The structure of the project was intentionally designed utilizing Kolb’s Experiential Learning cycle to cultivate a culture of formative assessment with multiple touch-points throughout the project and, in later offerings, throughout the semester. A key tool was the adoption of the single point rubric instrument as a feedback mechanism. A single point rubric is like an analytic rubric, save that only one column – that of “Proficiency” – contains a performance descriptor for a criterion. This column is flanked by “Mastery” and “Developing” columns where blank spaces are provided for the assessor to write comments explaining why the student’s work was above or below the expected level of performance. These rubrics were later used to help assess team progress through the duration of the project, allowing for corrective actions (in the form of targeted lecture material or supplemental handouts) to be taken if necessary. For example, opportunity for formative feedback was a science-fair-style critical design review with members of the university community including faculty from both education and engineering serving as judges. In addition, since the project was pitched to the students as an outreach effort, the Community Services Attitudes Scale survey administered both before and after the project to examine changes in the programming students’ attitude toward community service. Open-ended responses to end-of-course surveys were also collected for feedback to improve the project in future offerings.
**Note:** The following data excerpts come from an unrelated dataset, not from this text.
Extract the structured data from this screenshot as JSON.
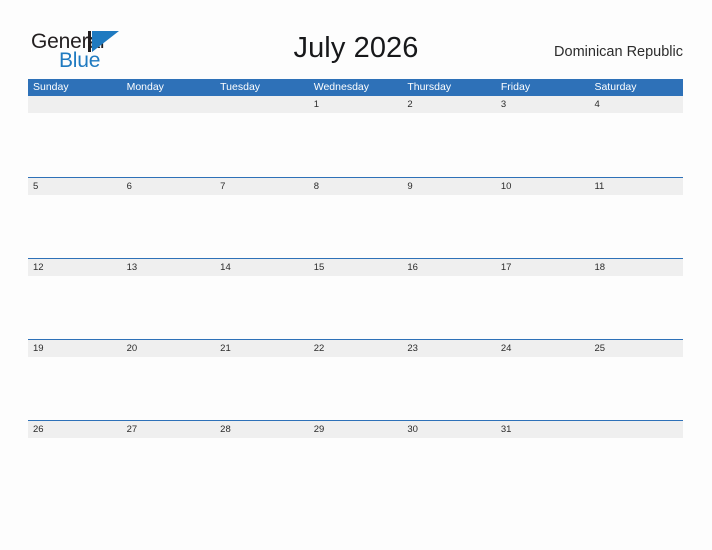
{
  "brand": {
    "name_part1": "General",
    "name_part2": "Blue",
    "mark_icon": "triangle-flag-icon",
    "accent_color": "#1f7ac0",
    "dark_color": "#231f20"
  },
  "header": {
    "title": "July 2026",
    "region": "Dominican Republic"
  },
  "calendar": {
    "month": "July",
    "year": "2026",
    "header_color": "#2e71b8",
    "band_color": "#efefef",
    "weekdays": [
      "Sunday",
      "Monday",
      "Tuesday",
      "Wednesday",
      "Thursday",
      "Friday",
      "Saturday"
    ],
    "weeks": [
      [
        "",
        "",
        "",
        "1",
        "2",
        "3",
        "4"
      ],
      [
        "5",
        "6",
        "7",
        "8",
        "9",
        "10",
        "11"
      ],
      [
        "12",
        "13",
        "14",
        "15",
        "16",
        "17",
        "18"
      ],
      [
        "19",
        "20",
        "21",
        "22",
        "23",
        "24",
        "25"
      ],
      [
        "26",
        "27",
        "28",
        "29",
        "30",
        "31",
        ""
      ]
    ]
  }
}
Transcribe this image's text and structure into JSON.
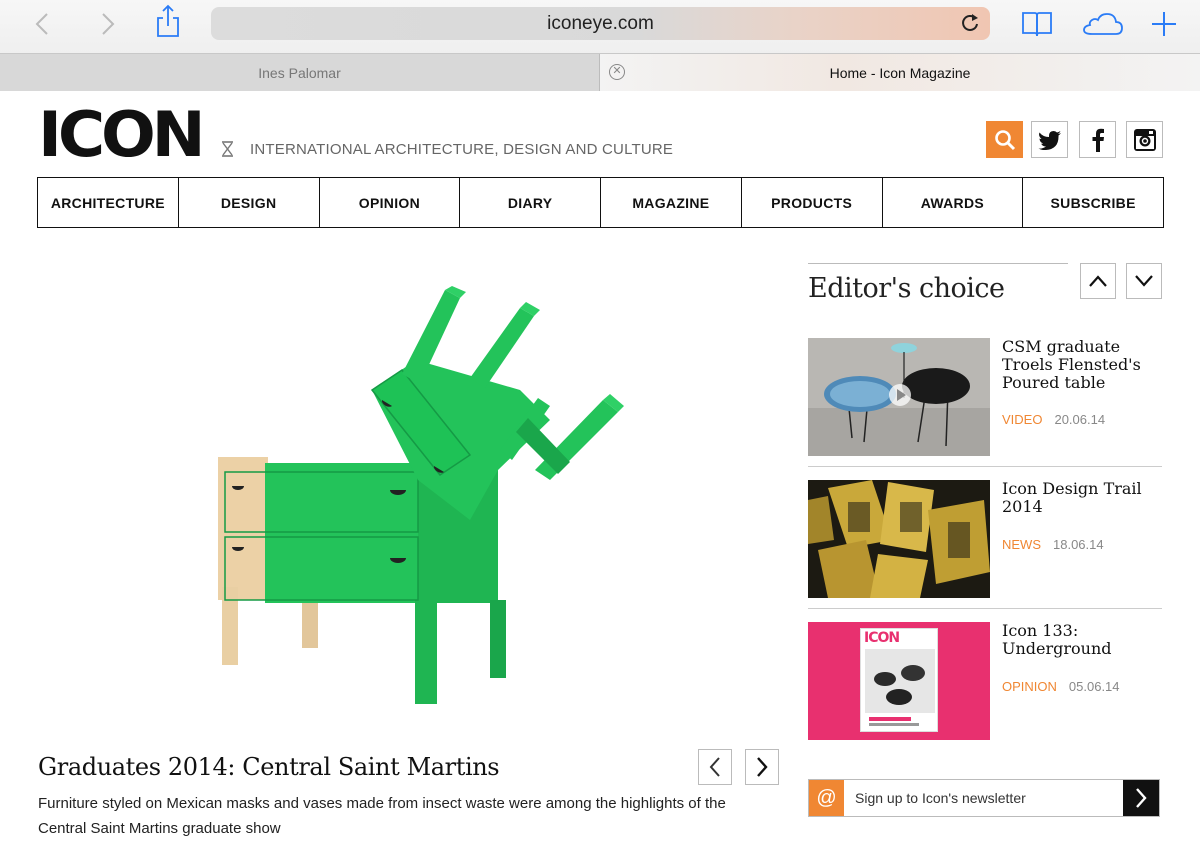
{
  "browser": {
    "url": "iconeye.com",
    "tabs": [
      {
        "label": "Ines Palomar",
        "active": false
      },
      {
        "label": "Home - Icon Magazine",
        "active": true
      }
    ]
  },
  "site": {
    "logo": "ICON",
    "tagline": "INTERNATIONAL ARCHITECTURE, DESIGN AND CULTURE",
    "accent": "#f08733"
  },
  "nav": [
    "ARCHITECTURE",
    "DESIGN",
    "OPINION",
    "DIARY",
    "MAGAZINE",
    "PRODUCTS",
    "AWARDS",
    "SUBSCRIBE"
  ],
  "hero": {
    "title": "Graduates 2014: Central Saint Martins",
    "description": "Furniture styled on Mexican masks and vases made from insect waste were among the highlights of the Central Saint Martins graduate show"
  },
  "editors_choice": {
    "title": "Editor's choice",
    "items": [
      {
        "headline": "CSM graduate Troels Flensted's Poured table",
        "category": "VIDEO",
        "date": "20.06.14"
      },
      {
        "headline": "Icon Design Trail 2014",
        "category": "NEWS",
        "date": "18.06.14"
      },
      {
        "headline": "Icon 133: Underground",
        "category": "OPINION",
        "date": "05.06.14"
      }
    ],
    "mag_cover_logo": "ICON"
  },
  "newsletter": {
    "placeholder": "Sign up to Icon's newsletter"
  }
}
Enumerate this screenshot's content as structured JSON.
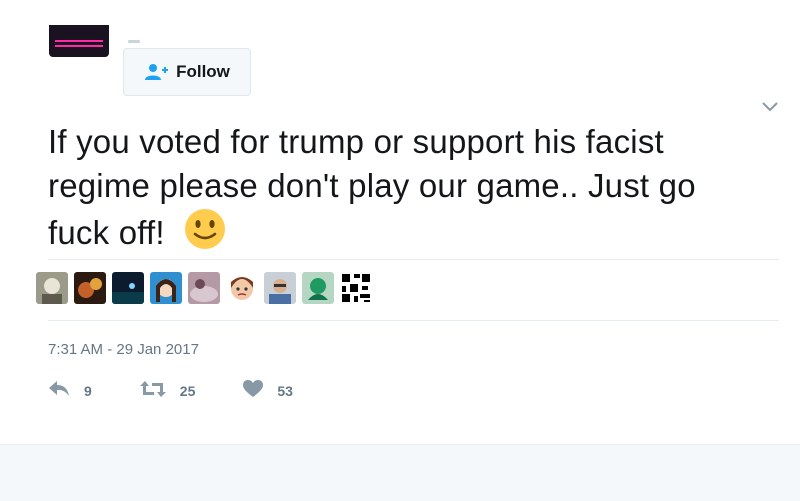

This paper describes the dynamics of the collaboration between the first-year computing and upper-level education majors as the models of interaction changed over the first four years that the project has been offered. In addition, the paper will describe the learned from developing the project and how it was assessed, including references to subsequent research spin-offs. Design principles for transferability to other programs wishing to implement a similar project structure are provided as well.